In Howell’s “Londinopolis” (edition of 1657) it is said that during King John’s reign, 1199-1216, a mayor of London, “being master workman of the bridge, builded from the foundation the large chappel on the bridge upon his own charges, which chappel was then endowed with two priests and four clerks, beside chantries.” It was put on the east side; there were two storeys, one with an entrance from the river, the other with a porch on the roadway. So boat-farers had their own place of worship on London Bridge, and they walked to their praying-stools over a pavement of black and white marble. Both storeys were brilliantly lighted; in the upper one there were eight windows.
The first architect of Old London Bridge, Peter Colechurch, “priest and chaplain,” died in 1205, and was buried in the Chapel of St. Thomas, just twenty-two years after Saint Bénézet was laid to rest in his bridge chapel at Avignon. Between 1176 and 1183 Colechurch may have had some correspondence with Bénézet, for both were heads of religious bodies engaged at the same time on similar work. “Their letters to one another would interest engineers,” remarks Professor Fleeming Jenkin, as if engineers alone were attracted by Old London Bridge.
In 1176, when Colechurch prepared his designs, everybody was excited about a great and very useful enterprise. The King, the clergy, the citizens of London, even country-folk, endowed the bridge with lands or sent money to hasten its completion. The Archbishop of Canterbury subscribed a thousand marks. During the sixteenth century the list of donors was still to be seen “in a table fair written for posterity,” treasured in the chapel on the bridge.[88] Stow makes no reference to the mayor who at his own expense built the chapel; he says only that Colechurch was buried “in the chapel builded on the same bridge in the year 1205.” Four years later the bridge was finished by three “worthy merchants of London—Serle Mercer, William Almaine, and Benedick Botewrite, principal masters of work.” Their director-in-chief was a Frenchman, brother Isembert by name, whose magnificent bridge at Saintes had delighted King John, and who was chosen to superintend the finishing of Old London Bridge a little while before the death of Colechurch.

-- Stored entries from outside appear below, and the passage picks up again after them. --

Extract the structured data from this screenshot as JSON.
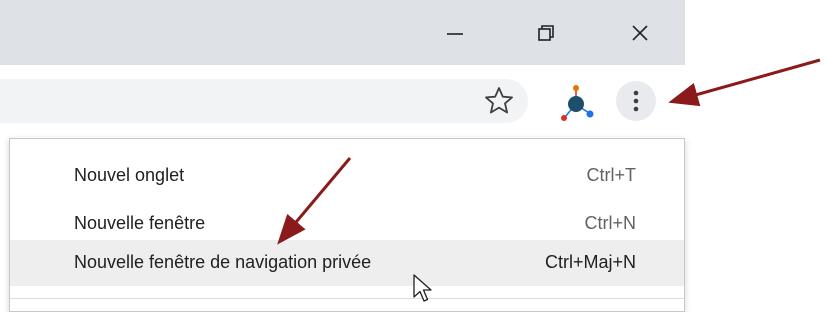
{
  "window_controls": {
    "minimize_icon": "minimize-icon",
    "restore_icon": "restore-icon",
    "close_icon": "close-icon"
  },
  "toolbar": {
    "bookmark_icon": "star-icon",
    "extension_icon": "extension-icon",
    "menu_icon": "three-dots-vertical-icon"
  },
  "menu": {
    "items": [
      {
        "label": "Nouvel onglet",
        "shortcut": "Ctrl+T"
      },
      {
        "label": "Nouvelle fenêtre",
        "shortcut": "Ctrl+N"
      },
      {
        "label": "Nouvelle fenêtre de navigation privée",
        "shortcut": "Ctrl+Maj+N"
      }
    ],
    "highlighted_index": 2
  },
  "colors": {
    "titlebar": "#dee1e6",
    "annotation_arrow": "#8b1a1a",
    "menu_highlight": "#eeeeee"
  }
}
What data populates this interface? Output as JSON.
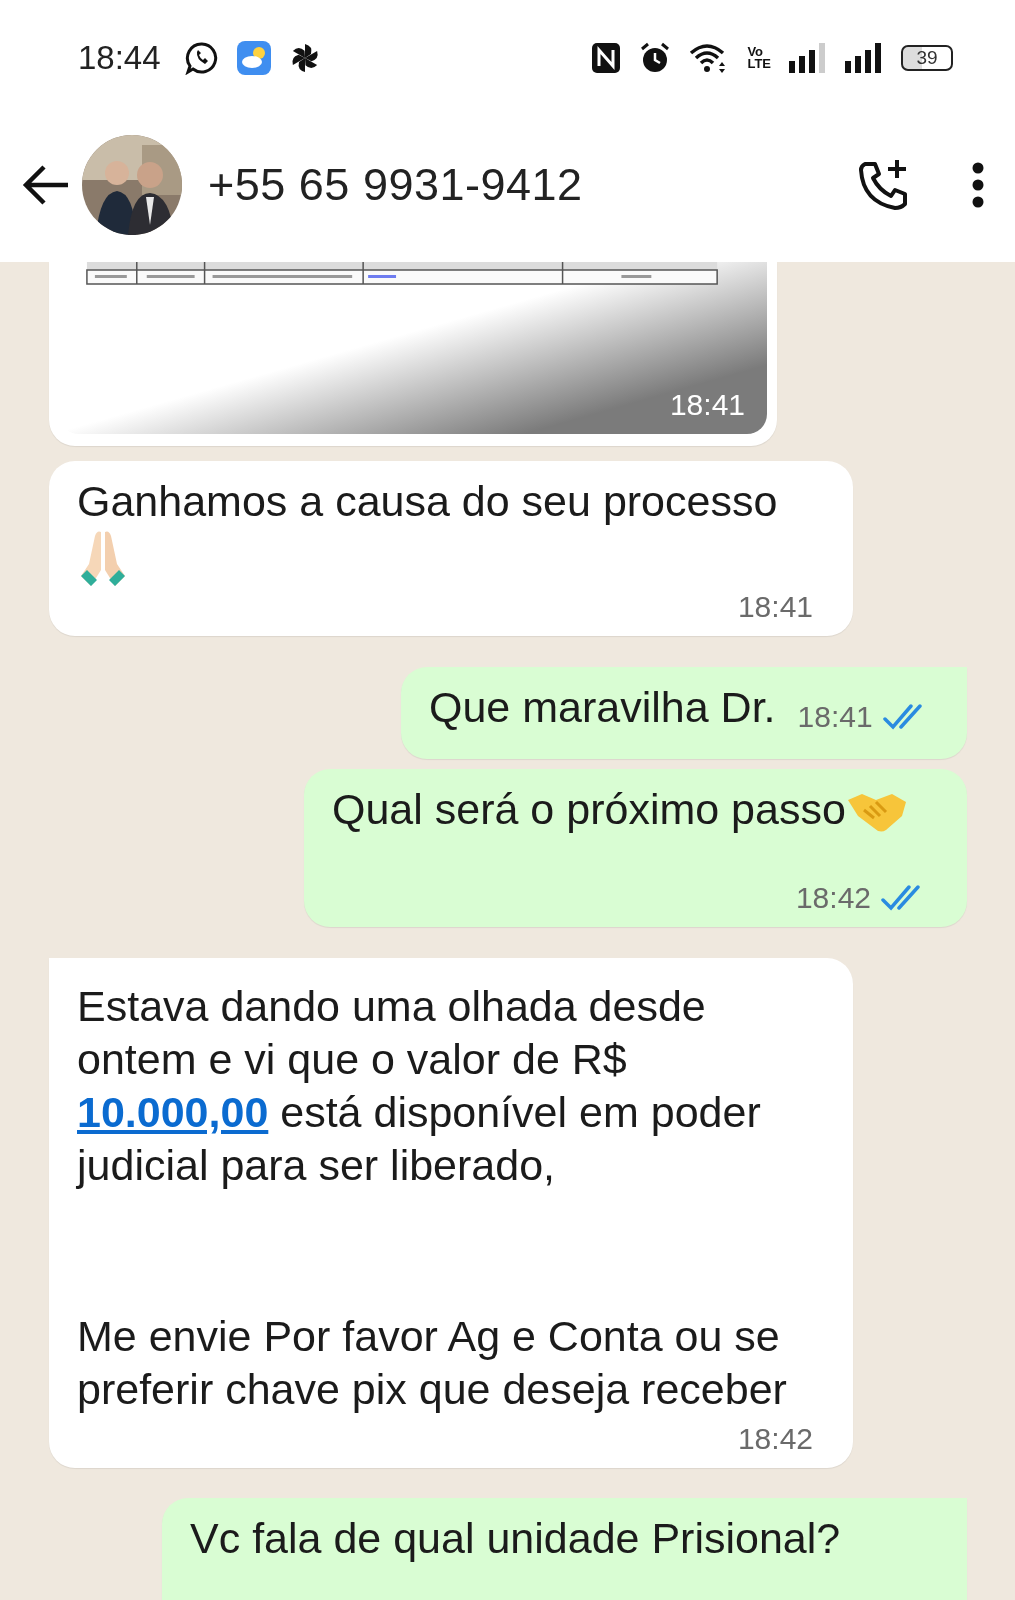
{
  "status_bar": {
    "time": "18:44",
    "volte": {
      "top": "Vo",
      "bottom": "LTE"
    },
    "battery": "39"
  },
  "chat_header": {
    "contact": "+55 65 9931-9412"
  },
  "messages": [
    {
      "outgoing": false,
      "time": "18:41"
    },
    {
      "kind": "text",
      "outgoing": false,
      "inline_time": false,
      "paragraphs": [
        [
          {
            "kind": "text",
            "text": "Ganhamos a causa do seu processo"
          },
          {
            "kind": "praying-hands"
          }
        ]
      ],
      "time": "18:41"
    },
    {
      "kind": "text",
      "outgoing": true,
      "inline_time": true,
      "paragraphs": [
        [
          {
            "kind": "text",
            "text": "Que maravilha Dr."
          }
        ]
      ],
      "time": "18:41",
      "read": true
    },
    {
      "kind": "text",
      "outgoing": true,
      "inline_time": false,
      "paragraphs": [
        [
          {
            "kind": "text",
            "text": "Qual será o próximo passo"
          },
          {
            "kind": "handshake"
          }
        ]
      ],
      "time": "18:42",
      "read": true
    },
    {
      "kind": "text",
      "outgoing": false,
      "inline_time": false,
      "paragraphs": [
        [
          {
            "kind": "text",
            "text": "Estava dando uma olhada desde ontem e vi que o valor de R$ "
          },
          {
            "kind": "link",
            "text": "10.000,00"
          },
          {
            "kind": "text",
            "text": " está disponível em poder judicial para ser liberado,"
          }
        ],
        [
          {
            "kind": "text",
            "text": "Me envie Por favor Ag e Conta ou se preferir chave pix que deseja receber"
          }
        ]
      ],
      "time": "18:42"
    },
    {
      "kind": "text",
      "outgoing": true,
      "inline_time": false,
      "paragraphs": [
        [
          {
            "kind": "text",
            "text": "Vc fala de qual unidade Prisional?"
          }
        ]
      ]
    }
  ]
}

In July, 1212, a terrific fire occurred on the bridge, beginning at the Southwark end, but spreading to the houses at the north end also; no fewer than 3000 persons lost their lives. Citizens gathered at the north end to watch the spectacle, and were overtaken by the swift-travelling flames and by panic also. Many jumped into the river and were drowned; others were killed by falling timbers, and many were scorched to death. Again and again, in after years, London Bridge and her chapel were ravaged by fire; as in 1300, in 1471, in 1632, in 1666, and in September, 1725.
Here is Stow’s picture of the houses:—
“The building was of timber, very substantial and beautiful, for the houses were three stories high, besides the cellars, which were within and between the piers, and over the houses were stately platforms, leaded, with rails and ballasters about them, very commodious and pleasant for walking and enjoying so fine a prospect up and down the river, and some had pretty little gardens with arbours.”